Lucia ( Crochet Jane ;) ) posted a code fix for the trailing slashes problem (If you ain't subscribed to Lucia's blog, there is just something wrong with you).
The Duplicate Page Problem
Basically the problem is this. If your blog will accept http://yourblogdomain.tld/some-post/
and also accept
http://yourblogdomain.tld/some-post
(the first has a trailing slash and the second doesn't), then you are dividing your link juice between "two" identical pages, and Google has to figure out which one they want to use. They might decide on the one you wish they hadn't.
Lets say you are getting oodles of links to the without slashes one, and Google notices that all of your internal links go to the with slashes one. Well, they could decide to prefer the one you are linking to and thus rank your page according to it's link juice and not the one everyone else is linking to.
That's a bad thing. Trust me. Or ask Lucia, she'll tell you the same thing and she has a more trust able face than me.
The Redirection Solution
So, she posted some code you can put into your blog theme's header.php template that will issue a 301 redirect to the trailing slash version of the page if anyone tries to load the no trailing slash version. A 301 redirect is a "Permanently Moved" redirect which tells Google (and anyone else) that they should stop using the page they tried to use and use this other one instead.
So now when Google finds a link to
http://yourblogdomain.tld/some-post (no slash)
they will get the 301 redirection to
http://yourblogdomain.tld/some-post/ (with slash)
and they will automatically start preferring that version. They will also take and Link Love to the no slash page and apply it to the slash page instead, which means that it gets ranked no matter how anyone links to it.

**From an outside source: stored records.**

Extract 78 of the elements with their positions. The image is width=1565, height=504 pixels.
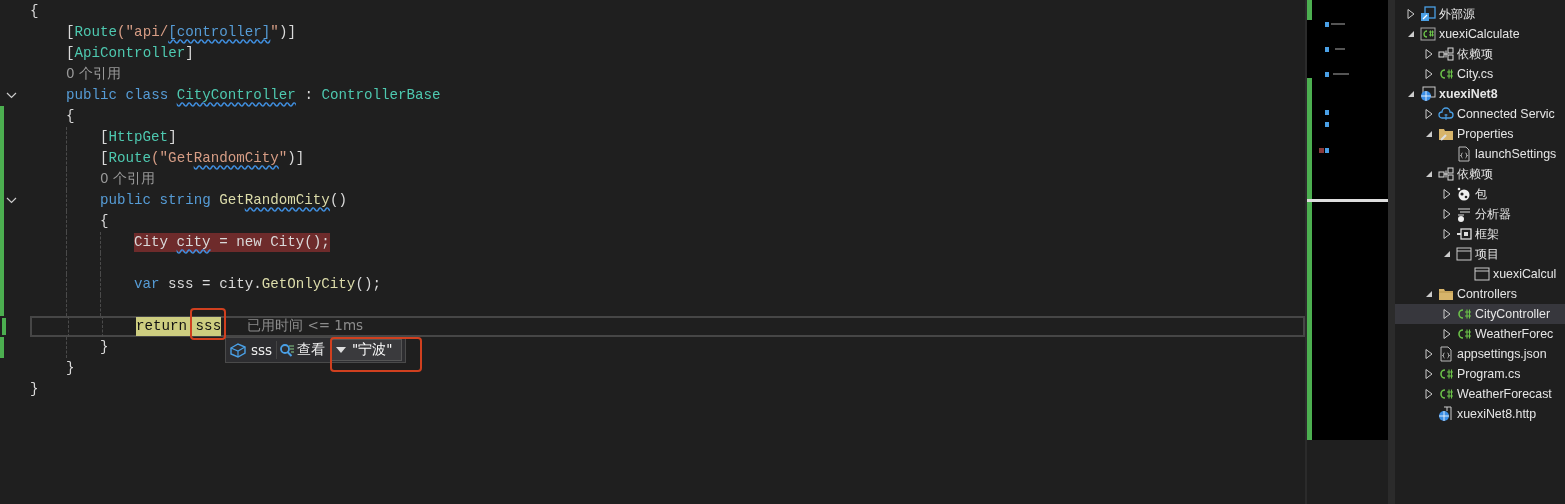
collapsed-arrow-icon[interactable] [1441,308,1453,320]
wrench-folder-icon [1438,126,1454,142]
code-line: [Route("GetRandomCity")] [100,148,305,168]
tree-item[interactable]: CityController [1395,304,1565,324]
csharp-file-icon [1438,386,1454,402]
annotation-box [190,307,226,340]
caret-icon[interactable] [336,346,347,353]
tree-item[interactable]: xuexiNet8 [1395,84,1565,104]
cube-icon [229,341,247,358]
elapsed-time-tip: 已用时间 <= 1ms [247,317,364,335]
window-icon [1474,266,1490,282]
code-line: { [100,211,109,231]
package-icon [1456,186,1472,202]
tree-item[interactable]: City.cs [1395,64,1565,84]
tree-item[interactable]: Controllers [1395,284,1565,304]
collapsed-arrow-icon[interactable] [1423,348,1435,360]
tree-item[interactable]: 项目 [1395,244,1565,264]
csharp-file-icon [1456,306,1472,322]
variable-name: sss [251,341,273,358]
globe-file-icon [1438,406,1454,422]
collapsed-arrow-icon[interactable] [1441,328,1453,340]
csharp-file-icon [1438,66,1454,82]
tree-item[interactable]: 依赖项 [1395,44,1565,64]
tree-item[interactable]: launchSettings [1395,144,1565,164]
tree-item[interactable]: Connected Servic [1395,104,1565,124]
dependencies-icon [1438,166,1454,182]
code-line: } [100,337,109,357]
search-icon [279,341,296,358]
collapsed-arrow-icon[interactable] [1423,48,1435,60]
tree-item[interactable]: WeatherForec [1395,324,1565,344]
tree-item[interactable]: 外部源 [1395,4,1565,24]
analyzer-icon [1456,206,1472,222]
tree-item[interactable]: appsettings.json [1395,344,1565,364]
code-line: { [30,1,39,21]
tree-item[interactable]: 依赖项 [1395,164,1565,184]
collapsed-arrow-icon[interactable] [1423,368,1435,380]
json-file-icon [1438,346,1454,362]
dependencies-icon [1438,46,1454,62]
code-line: public string GetRandomCity() [100,190,347,210]
code-line: { [66,106,75,126]
collapsed-arrow-icon[interactable] [1405,8,1417,20]
collapsed-arrow-icon[interactable] [1423,388,1435,400]
variable-value: "宁波" [352,340,393,359]
reference-count[interactable]: 0 个引用 [100,170,155,188]
code-line: } [30,379,39,399]
csharp-file-icon [1438,366,1454,382]
minimap-drawing[interactable] [1307,0,1388,440]
tree-item[interactable]: 分析器 [1395,204,1565,224]
external-link-icon [1420,6,1436,22]
code-line: public class CityController : ControllerBase [66,85,441,105]
tree-item[interactable]: xuexiNet8.http [1395,404,1565,424]
collapsed-arrow-icon[interactable] [1441,228,1453,240]
collapsed-arrow-icon[interactable] [1423,68,1435,80]
tree-item[interactable]: Properties [1395,124,1565,144]
globe-project-icon [1420,86,1436,102]
collapsed-arrow-icon[interactable] [1423,108,1435,120]
collapsed-arrow-icon[interactable] [1441,188,1453,200]
view-button[interactable]: 查看 [276,340,328,359]
tree-item[interactable]: xuexiCalcul [1395,264,1565,284]
tree-item[interactable]: xuexiCalculate [1395,24,1565,44]
code-line: [Route("api/[controller]")] [66,22,296,42]
collapsed-arrow-icon[interactable] [1441,208,1453,220]
project-icon [1420,26,1436,42]
code-line: [ApiController] [66,43,194,63]
csharp-file-icon [1456,326,1472,342]
tree-item[interactable]: 框架 [1395,224,1565,244]
tree-item[interactable]: Program.cs [1395,364,1565,384]
folder-icon [1438,286,1454,302]
json-file-icon [1456,146,1472,162]
reference-count[interactable]: 0 个引用 [66,65,121,83]
tree-item[interactable]: WeatherForecast [1395,384,1565,404]
cloud-icon [1438,106,1454,122]
framework-icon [1456,226,1472,242]
tree-item[interactable]: 包 [1395,184,1565,204]
window-icon [1456,246,1472,262]
code-line: } [66,358,75,378]
code-line: var sss = city.GetOnlyCity(); [134,274,381,294]
code-line: [HttpGet] [100,127,177,147]
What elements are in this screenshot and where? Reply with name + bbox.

You have options now. You can visit Lucia and get her code (which is my recommendation), or if you are not comfortable with modifying your template files (it is easy though), you can try using the Permalink Redirect Plugin. I've not tried it myself, but I saw a recommendation for it from John Godley, and that's good enough for me.
Another Redirection Fix
Incidentally, there is an identical problem at the other end of your URIs. Namely it's the whole www. or not thing. If some links go to
http://www.yourblogdomain.com/
and others go to
http://yourblogdomain.com/
it can cause the same problem. John Godley has a redirection plugin that lets you manage all kinds of cool redirections from your dashboard. One of the configuration options is to either force or strip the www from requests through a 301 redirection.
Pretty cool, huh? And that's only a tiny bit of what it does.